D’altro canto, l’importanza che il cibo riveste nella nostra vita online ha portato, da un lato, alla nascita di nuove figure professionali, come food blogger e influencer, mentre dall’altro si è rivelato essere un’importante vetrina per ristoranti, bar e strutture ricettive. Dai ristoranti stellati, venerati come dei templi in cui ogni alimento trova la massima espressione, alle trattorie di paese, che servono piatti dall’animo più rustico, ogni locale è parte di una vastissima rete i cui nodi sono costituiti da foto, video e recensioni. Tutti noi, infatti, prima di prenotare un tavolo diamo una veloce occhiata al profilo Instagram di un ristorante, per vedere come sono presentate le pietanze e come appare il locale, al sito web, per consultare in anticipo il menù, e alle opinioni che gli altri clienti hanno lasciato.

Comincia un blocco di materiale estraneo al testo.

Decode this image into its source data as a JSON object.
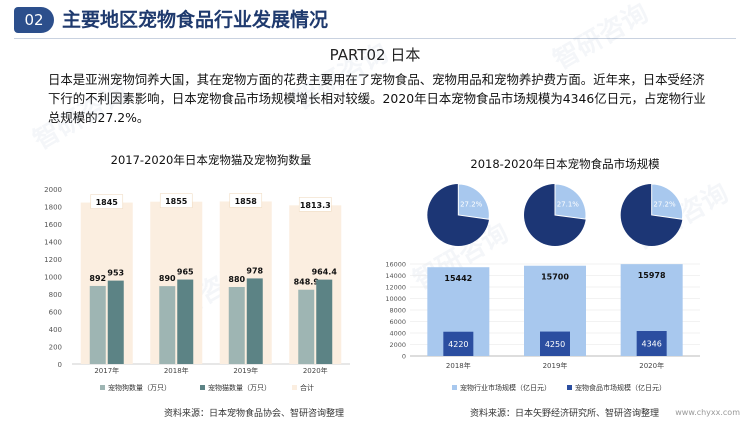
{
  "header": {
    "badge": "02",
    "title": "主要地区宠物食品行业发展情况",
    "subtitle": "PART02   日本"
  },
  "paragraph": "日本是亚洲宠物饲养大国，其在宠物方面的花费主要用在了宠物食品、宠物用品和宠物养护费方面。近年来，日本受经济下行的不利因素影响，日本宠物食品市场规模增长相对较缓。2020年日本宠物食品市场规模为4346亿日元，占宠物行业总规模的27.2%。",
  "watermark": "智研咨询",
  "colors": {
    "brand": "#2c4f8c",
    "dog": "#9eb5b3",
    "cat": "#5c8385",
    "total": "#fbeee0",
    "industry": "#a8c8ee",
    "food": "#2b4ea0",
    "pie_dark": "#1c3675",
    "pie_light": "#a8c8ee"
  },
  "chart_data": [
    {
      "type": "bar",
      "title": "2017-2020年日本宠物猫及宠物狗数量",
      "categories": [
        "2017年",
        "2018年",
        "2019年",
        "2020年"
      ],
      "ylim": [
        0,
        2000
      ],
      "yticks": [
        0,
        200,
        400,
        600,
        800,
        1000,
        1200,
        1400,
        1600,
        1800,
        2000
      ],
      "series": [
        {
          "name": "宠物狗数量（万只）",
          "values": [
            892,
            890,
            880,
            848.9
          ],
          "labels": [
            "892",
            "890",
            "880",
            "848.9"
          ]
        },
        {
          "name": "宠物猫数量（万只）",
          "values": [
            953,
            965,
            978,
            964.4
          ],
          "labels": [
            "953",
            "965",
            "978",
            "964.4"
          ]
        },
        {
          "name": "合计",
          "values": [
            1845,
            1855,
            1858,
            1813.3
          ],
          "labels": [
            "1845",
            "1855",
            "1858",
            "1813.3"
          ]
        }
      ],
      "source": "资料来源：日本宠物食品协会、智研咨询整理"
    },
    {
      "type": "bar",
      "title": "2018-2020年日本宠物食品市场规模",
      "categories": [
        "2018年",
        "2019年",
        "2020年"
      ],
      "ylim": [
        0,
        16000
      ],
      "yticks": [
        0,
        2000,
        4000,
        6000,
        8000,
        10000,
        12000,
        14000,
        16000
      ],
      "series": [
        {
          "name": "宠物行业市场规模（亿日元）",
          "values": [
            15442,
            15700,
            15978
          ],
          "labels": [
            "15442",
            "15700",
            "15978"
          ]
        },
        {
          "name": "宠物食品市场规模（亿日元）",
          "values": [
            4220,
            4250,
            4346
          ],
          "labels": [
            "4220",
            "4250",
            "4346"
          ]
        }
      ],
      "pies": [
        {
          "category": "2018年",
          "share": 27.2,
          "label": "27.2%"
        },
        {
          "category": "2019年",
          "share": 27.1,
          "label": "27.1%"
        },
        {
          "category": "2020年",
          "share": 27.2,
          "label": "27.2%"
        }
      ],
      "source": "资料来源：日本矢野经济研究所、智研咨询整理"
    }
  ],
  "footer_url": "www.chyxx.com"
}
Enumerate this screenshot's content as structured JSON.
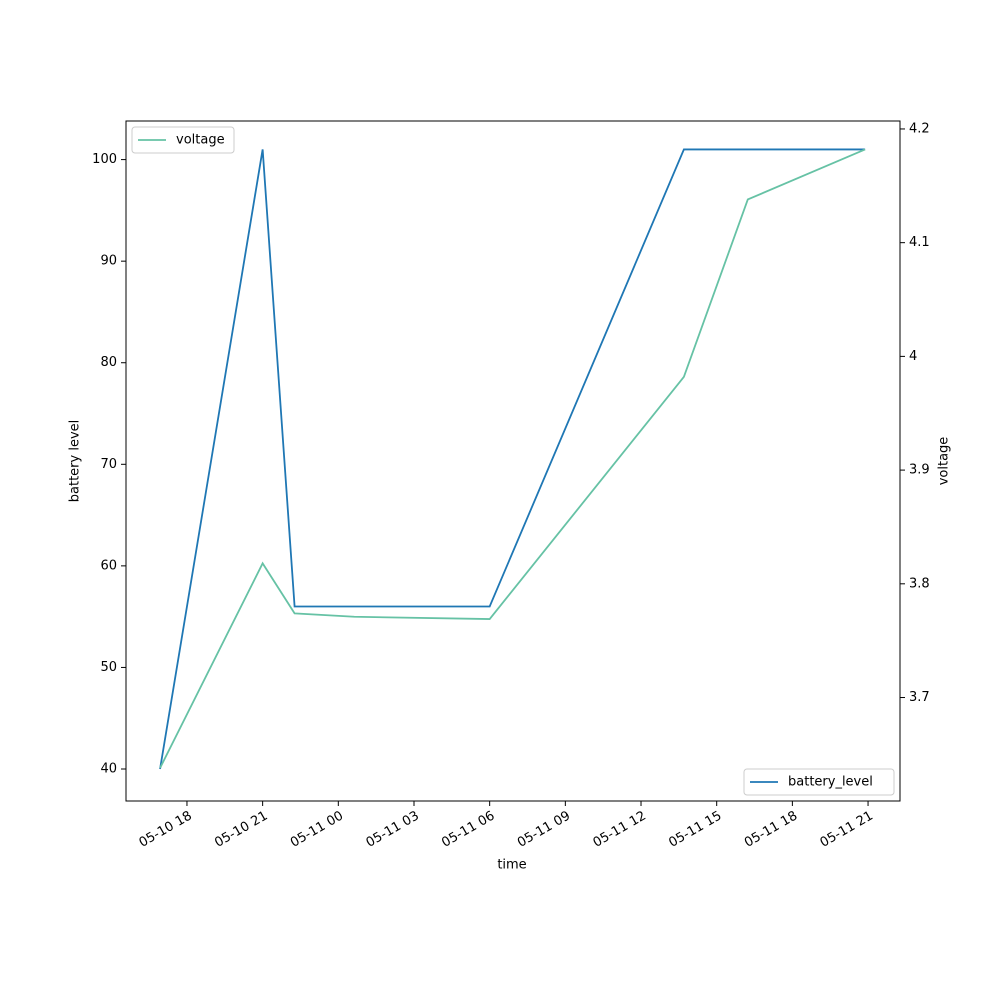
{
  "chart_data": {
    "type": "line",
    "x_label": "time",
    "y_label": "battery level",
    "y2_label": "voltage",
    "xlim": [
      "05-10 15:35",
      "05-11 22:16"
    ],
    "xticks": [
      "05-10 18",
      "05-10 21",
      "05-11 00",
      "05-11 03",
      "05-11 06",
      "05-11 09",
      "05-11 12",
      "05-11 15",
      "05-11 18",
      "05-11 21"
    ],
    "ylim": [
      36.85,
      103.8
    ],
    "yticks": [
      40,
      50,
      60,
      70,
      80,
      90,
      100
    ],
    "y2lim": [
      3.609,
      4.207
    ],
    "y2ticks": [
      3.7,
      3.8,
      3.9,
      4.0,
      4.1,
      4.2
    ],
    "series": [
      {
        "name": "battery_level",
        "color": "#1f77b4",
        "legend": "lower right",
        "x": [
          "05-10 16:56",
          "05-10 21:00",
          "05-10 22:16",
          "05-11 06:00",
          "05-11 13:42",
          "05-11 20:53"
        ],
        "values": [
          40,
          101,
          56,
          56,
          101,
          101
        ]
      },
      {
        "name": "voltage",
        "color": "#66c2a5",
        "axis": "y2",
        "legend": "upper left",
        "x": [
          "05-10 16:56",
          "05-10 21:00",
          "05-10 22:16",
          "05-11 00:38",
          "05-11 06:00",
          "05-11 13:42",
          "05-11 16:14",
          "05-11 20:53"
        ],
        "values": [
          3.638,
          3.818,
          3.774,
          3.771,
          3.769,
          3.982,
          4.138,
          4.182
        ]
      }
    ]
  }
}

Al contempo, all’interno di questa rete trovano posto anche i piccoli produttori che, grazie ai mezzi digitali, possono far conoscere i processi lavorativi che stanno dietro i loro prodotti e instaurare un rapporto diretto con i potenziali acquirenti.
Non si tratta di decidere, quindi, se questo rapporto simbiotico sia moralmente giusto oppure no, ma di delineare alcuni degli scenari a cui esso dà vita, magari provando a ragionare su quelli che verranno ed esplorare alcuni dei modi in cui il mondo digitale si riflette e permea nella cultura gastronomica.